К середине XIX в. на севере современной Омской области русскими поселениями было охвачено не только русло самого Иртыша, но и его правые притоки, в частности Ава, Бича, Туй и Шиш — ближайшие к бассейну Демьянки. Здесь русские крестьяне заходили на угодья сибирских татар, и такое стихийное проникновение впоследствии нередко получало официальное закрепление [Колесников, 1973, с. 211-217; Фатеев, 1996, с. 31-32]. Приобретенный старожилами опыт ведения сельского хозяйства в таежной зоне и активного занятия добывающими промыслами стал в ХХ в. ориентиром для массовых переселенцев из Европейской России.

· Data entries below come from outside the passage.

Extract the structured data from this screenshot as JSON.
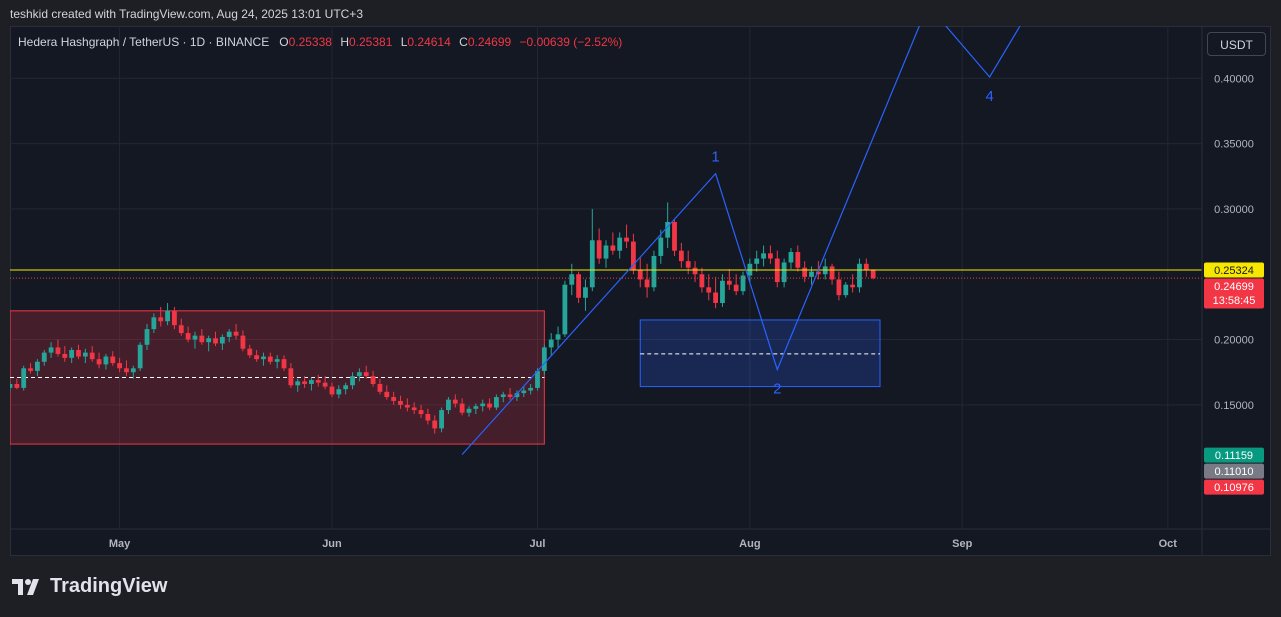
{
  "header": {
    "attribution": "teshkid created with TradingView.com, Aug 24, 2025 13:01 UTC+3"
  },
  "legend": {
    "symbol": "Hedera Hashgraph / TetherUS · 1D · BINANCE",
    "o_label": "O",
    "o": "0.25338",
    "h_label": "H",
    "h": "0.25381",
    "l_label": "L",
    "l": "0.24614",
    "c_label": "C",
    "c": "0.24699",
    "change": "−0.00639 (−2.52%)"
  },
  "currency_button": "USDT",
  "brand": "TradingView",
  "colors": {
    "up": "#26a69a",
    "down": "#f23645",
    "pattern": "#2962ff",
    "resistance": "#f7e600"
  },
  "chart_data": {
    "type": "candlestick",
    "x_range": [
      "2025-04-15",
      "2025-10-06"
    ],
    "y_range": [
      0.055,
      0.44
    ],
    "yticks": [
      {
        "value": 0.4,
        "label": "0.40000"
      },
      {
        "value": 0.35,
        "label": "0.35000"
      },
      {
        "value": 0.3,
        "label": "0.30000"
      },
      {
        "value": 0.2,
        "label": "0.20000"
      },
      {
        "value": 0.15,
        "label": "0.15000"
      }
    ],
    "xticks": [
      {
        "date": "2025-05-01",
        "label": "May"
      },
      {
        "date": "2025-06-01",
        "label": "Jun"
      },
      {
        "date": "2025-07-01",
        "label": "Jul"
      },
      {
        "date": "2025-08-01",
        "label": "Aug"
      },
      {
        "date": "2025-09-01",
        "label": "Sep"
      },
      {
        "date": "2025-10-01",
        "label": "Oct"
      }
    ],
    "candle_start": "2025-04-15",
    "candles": [
      [
        0.163,
        0.168,
        0.16,
        0.166
      ],
      [
        0.166,
        0.17,
        0.162,
        0.163
      ],
      [
        0.163,
        0.18,
        0.161,
        0.178
      ],
      [
        0.178,
        0.182,
        0.174,
        0.176
      ],
      [
        0.176,
        0.185,
        0.172,
        0.183
      ],
      [
        0.183,
        0.192,
        0.18,
        0.19
      ],
      [
        0.19,
        0.198,
        0.186,
        0.194
      ],
      [
        0.194,
        0.2,
        0.187,
        0.189
      ],
      [
        0.189,
        0.195,
        0.183,
        0.186
      ],
      [
        0.186,
        0.194,
        0.182,
        0.192
      ],
      [
        0.192,
        0.196,
        0.185,
        0.187
      ],
      [
        0.187,
        0.193,
        0.182,
        0.19
      ],
      [
        0.19,
        0.195,
        0.183,
        0.185
      ],
      [
        0.185,
        0.19,
        0.178,
        0.181
      ],
      [
        0.181,
        0.189,
        0.177,
        0.187
      ],
      [
        0.187,
        0.191,
        0.18,
        0.182
      ],
      [
        0.182,
        0.186,
        0.175,
        0.178
      ],
      [
        0.178,
        0.184,
        0.172,
        0.175
      ],
      [
        0.175,
        0.18,
        0.17,
        0.178
      ],
      [
        0.178,
        0.198,
        0.176,
        0.196
      ],
      [
        0.196,
        0.212,
        0.192,
        0.208
      ],
      [
        0.208,
        0.22,
        0.205,
        0.217
      ],
      [
        0.217,
        0.225,
        0.21,
        0.214
      ],
      [
        0.214,
        0.228,
        0.211,
        0.222
      ],
      [
        0.222,
        0.225,
        0.208,
        0.211
      ],
      [
        0.211,
        0.216,
        0.203,
        0.205
      ],
      [
        0.205,
        0.21,
        0.198,
        0.2
      ],
      [
        0.2,
        0.206,
        0.193,
        0.203
      ],
      [
        0.203,
        0.208,
        0.196,
        0.198
      ],
      [
        0.198,
        0.203,
        0.191,
        0.201
      ],
      [
        0.201,
        0.206,
        0.195,
        0.197
      ],
      [
        0.197,
        0.204,
        0.192,
        0.202
      ],
      [
        0.202,
        0.208,
        0.198,
        0.206
      ],
      [
        0.206,
        0.212,
        0.2,
        0.203
      ],
      [
        0.203,
        0.207,
        0.191,
        0.193
      ],
      [
        0.193,
        0.196,
        0.186,
        0.188
      ],
      [
        0.188,
        0.192,
        0.183,
        0.185
      ],
      [
        0.185,
        0.19,
        0.18,
        0.187
      ],
      [
        0.187,
        0.19,
        0.181,
        0.183
      ],
      [
        0.183,
        0.188,
        0.178,
        0.185
      ],
      [
        0.185,
        0.188,
        0.176,
        0.178
      ],
      [
        0.178,
        0.182,
        0.163,
        0.165
      ],
      [
        0.165,
        0.17,
        0.16,
        0.168
      ],
      [
        0.168,
        0.172,
        0.163,
        0.166
      ],
      [
        0.166,
        0.171,
        0.161,
        0.169
      ],
      [
        0.169,
        0.173,
        0.164,
        0.167
      ],
      [
        0.167,
        0.172,
        0.162,
        0.164
      ],
      [
        0.164,
        0.167,
        0.156,
        0.158
      ],
      [
        0.158,
        0.165,
        0.155,
        0.162
      ],
      [
        0.162,
        0.167,
        0.158,
        0.165
      ],
      [
        0.165,
        0.175,
        0.162,
        0.172
      ],
      [
        0.172,
        0.178,
        0.168,
        0.175
      ],
      [
        0.175,
        0.18,
        0.17,
        0.172
      ],
      [
        0.172,
        0.176,
        0.164,
        0.166
      ],
      [
        0.166,
        0.17,
        0.158,
        0.16
      ],
      [
        0.16,
        0.165,
        0.154,
        0.156
      ],
      [
        0.156,
        0.16,
        0.15,
        0.153
      ],
      [
        0.153,
        0.157,
        0.147,
        0.15
      ],
      [
        0.15,
        0.155,
        0.145,
        0.148
      ],
      [
        0.148,
        0.152,
        0.143,
        0.146
      ],
      [
        0.146,
        0.15,
        0.14,
        0.143
      ],
      [
        0.143,
        0.147,
        0.135,
        0.138
      ],
      [
        0.138,
        0.142,
        0.128,
        0.132
      ],
      [
        0.132,
        0.148,
        0.129,
        0.146
      ],
      [
        0.146,
        0.156,
        0.143,
        0.154
      ],
      [
        0.154,
        0.158,
        0.148,
        0.151
      ],
      [
        0.151,
        0.155,
        0.142,
        0.144
      ],
      [
        0.144,
        0.149,
        0.141,
        0.147
      ],
      [
        0.147,
        0.151,
        0.143,
        0.149
      ],
      [
        0.149,
        0.154,
        0.145,
        0.151
      ],
      [
        0.151,
        0.155,
        0.146,
        0.148
      ],
      [
        0.148,
        0.158,
        0.146,
        0.156
      ],
      [
        0.156,
        0.16,
        0.152,
        0.158
      ],
      [
        0.158,
        0.163,
        0.154,
        0.156
      ],
      [
        0.156,
        0.161,
        0.153,
        0.159
      ],
      [
        0.159,
        0.164,
        0.156,
        0.161
      ],
      [
        0.161,
        0.166,
        0.158,
        0.163
      ],
      [
        0.163,
        0.178,
        0.161,
        0.176
      ],
      [
        0.176,
        0.196,
        0.173,
        0.194
      ],
      [
        0.194,
        0.205,
        0.188,
        0.2
      ],
      [
        0.2,
        0.21,
        0.194,
        0.204
      ],
      [
        0.204,
        0.245,
        0.202,
        0.242
      ],
      [
        0.242,
        0.258,
        0.234,
        0.25
      ],
      [
        0.25,
        0.252,
        0.228,
        0.232
      ],
      [
        0.232,
        0.246,
        0.222,
        0.24
      ],
      [
        0.24,
        0.3,
        0.237,
        0.276
      ],
      [
        0.276,
        0.285,
        0.258,
        0.262
      ],
      [
        0.262,
        0.276,
        0.255,
        0.272
      ],
      [
        0.272,
        0.282,
        0.265,
        0.268
      ],
      [
        0.268,
        0.282,
        0.262,
        0.278
      ],
      [
        0.278,
        0.288,
        0.27,
        0.275
      ],
      [
        0.275,
        0.281,
        0.25,
        0.253
      ],
      [
        0.253,
        0.263,
        0.24,
        0.246
      ],
      [
        0.246,
        0.258,
        0.232,
        0.24
      ],
      [
        0.24,
        0.268,
        0.237,
        0.264
      ],
      [
        0.264,
        0.284,
        0.258,
        0.278
      ],
      [
        0.278,
        0.305,
        0.27,
        0.29
      ],
      [
        0.29,
        0.292,
        0.264,
        0.268
      ],
      [
        0.268,
        0.274,
        0.255,
        0.26
      ],
      [
        0.26,
        0.268,
        0.25,
        0.255
      ],
      [
        0.255,
        0.26,
        0.244,
        0.25
      ],
      [
        0.25,
        0.255,
        0.236,
        0.24
      ],
      [
        0.24,
        0.25,
        0.23,
        0.236
      ],
      [
        0.236,
        0.248,
        0.224,
        0.228
      ],
      [
        0.228,
        0.25,
        0.225,
        0.245
      ],
      [
        0.245,
        0.254,
        0.238,
        0.242
      ],
      [
        0.242,
        0.25,
        0.234,
        0.237
      ],
      [
        0.237,
        0.252,
        0.234,
        0.249
      ],
      [
        0.249,
        0.262,
        0.244,
        0.258
      ],
      [
        0.258,
        0.268,
        0.252,
        0.262
      ],
      [
        0.262,
        0.272,
        0.256,
        0.266
      ],
      [
        0.266,
        0.272,
        0.258,
        0.262
      ],
      [
        0.262,
        0.268,
        0.24,
        0.244
      ],
      [
        0.244,
        0.262,
        0.24,
        0.259
      ],
      [
        0.259,
        0.27,
        0.254,
        0.267
      ],
      [
        0.267,
        0.272,
        0.252,
        0.255
      ],
      [
        0.255,
        0.26,
        0.244,
        0.248
      ],
      [
        0.248,
        0.256,
        0.242,
        0.252
      ],
      [
        0.252,
        0.26,
        0.246,
        0.25
      ],
      [
        0.25,
        0.262,
        0.246,
        0.256
      ],
      [
        0.256,
        0.258,
        0.242,
        0.246
      ],
      [
        0.246,
        0.252,
        0.23,
        0.234
      ],
      [
        0.234,
        0.244,
        0.232,
        0.242
      ],
      [
        0.242,
        0.25,
        0.236,
        0.24
      ],
      [
        0.24,
        0.262,
        0.236,
        0.258
      ],
      [
        0.258,
        0.262,
        0.248,
        0.253
      ],
      [
        0.25338,
        0.25381,
        0.24614,
        0.24699
      ]
    ],
    "zones": [
      {
        "name": "support-zone",
        "color": "#f23645",
        "from": "2025-04-15",
        "to": "2025-07-02",
        "low": 0.12,
        "high": 0.222,
        "mid": 0.171
      },
      {
        "name": "target-zone",
        "color": "#2962ff",
        "from": "2025-07-16",
        "to": "2025-08-20",
        "low": 0.164,
        "high": 0.215,
        "mid": 0.189
      }
    ],
    "wave_path": [
      {
        "date": "2025-06-20",
        "value": 0.112
      },
      {
        "date": "2025-07-27",
        "value": 0.327,
        "label": "1"
      },
      {
        "date": "2025-08-05",
        "value": 0.177,
        "label": "2"
      },
      {
        "date": "2025-08-27",
        "value": 0.456
      },
      {
        "date": "2025-09-05",
        "value": 0.401,
        "label": "4"
      },
      {
        "date": "2025-09-10",
        "value": 0.445
      }
    ],
    "resistance_level": 0.25324,
    "price_badges": [
      {
        "value": 0.25324,
        "label": "0.25324",
        "bg": "#f7e600",
        "fg": "#131722"
      },
      {
        "value": 0.24699,
        "label": "0.24699",
        "sub": "13:58:45",
        "bg": "#f23645",
        "fg": "#ffffff"
      },
      {
        "value": 0.11159,
        "label": "0.11159",
        "bg": "#089981",
        "fg": "#ffffff"
      },
      {
        "value": 0.1101,
        "label": "0.11010",
        "bg": "#787b86",
        "fg": "#ffffff"
      },
      {
        "value": 0.10976,
        "label": "0.10976",
        "bg": "#f23645",
        "fg": "#ffffff"
      }
    ]
  }
}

Последние, кстати, появились в северной урманной части Омского Прииртышья довольно поздно — в конце XIX в., поскольку ареал долго считался крайне сложным для пашенного земледелия. Опасения подтвердились: получившие наделы новоселы спустя несколько лет мытарств массово подавали просьбы о «переводворении» на более удобные места, а то и самовольно покидали выделенные участки. На их место неизменно приходили другие, которым было уже проще обустроиться на оставленных усадьбах,— непрерывный поток переселенцев делал свое дело [Букейханов, 1908, с. 10-12; Юферев, 1908, с. 276-277, 299-300]. Однако наиболее устойчивой категорией среди колонистов этого региона оставались сибирские старожилы, и они имели причины видеть в приезжих досадных конкурентов, хотя бы потому, что те занимали таежные угодья, ранее являвшиеся промысловыми. Показательно, что несмотря на вековые контакты с местными татарами, издавна ходившими на сезонный промысел в бассейн Демьянки, в среде русских старожилов Среднего Прииртышья такой поход долгое время «считался необычным и приравнивался чуть ли не к подвигу» [Шухов, 1928, с. 48-49]. Но в 1890-е гг. все большее число старожилов постепенно переходит на промысел в дальних демьянских урманах — для этого им приходилось преодолевать сотни километров по болотам и труднопроходимым лесным дебрям. В рапортах тарских землеустроителей 1898-1899 гг. уже упоминаются летний и зимний путь в верхнее и среднее течение Демьяна, пробитый крестьянами Тевризской волости [ГБУТО «ГА в Тобольске». Ф. И-3, оп. 1, д. 394, л. 41 об.-42].

Иначе ситуация складывалась в Нижнем Прииртышье. В.Н. Курилов отметил как специфическую черту данного региона, что русские поселения здесь тяготели не к малым речкам и озерам, а к руслу Иртыша [2005, с. 207]. Среди очевидных причин этого можно назвать следующие. Во-первых, в силу природных условий существенную экономическую роль для русских Уватско-го Прииртышья играли рыбная ловля и скотоводство, а лучшие рыболовные угодья и обширные пойменные луга располагались именно на Иртыше. Во-вторых, глубинные таежные районы находились в вотчинном землевладении демьянских хантов, поставлявших в виде налога ценную соболью пушнину. Промысел на инородческих угодьях, а уж тем более проживание там для русских были запрещены, и губернская власть здесь гораздо нетерпимее относилась к самовольным захватам. Из-за дефицита свободных земель в Нижнем Прииртышье, в отличие от

Среднего, не случилось и существенного притока европейских переселенцев XIX в. Как писал отвечавший за нарезку участков чиновник: «Правое побережье Иртыша настолько густо заселено инородцами и крестьянами старожилами, что там уже приходится считаться с малоземельем. Урочища же по Туртасу и по другим притокам Иртыша, севернее Тобольска, едва ли могут принять к себе переселенцев по причине их малой доступности» [ГБУТО «ГА в Тобольске». Ф. И-3, оп. 1, д. 394, л. 12].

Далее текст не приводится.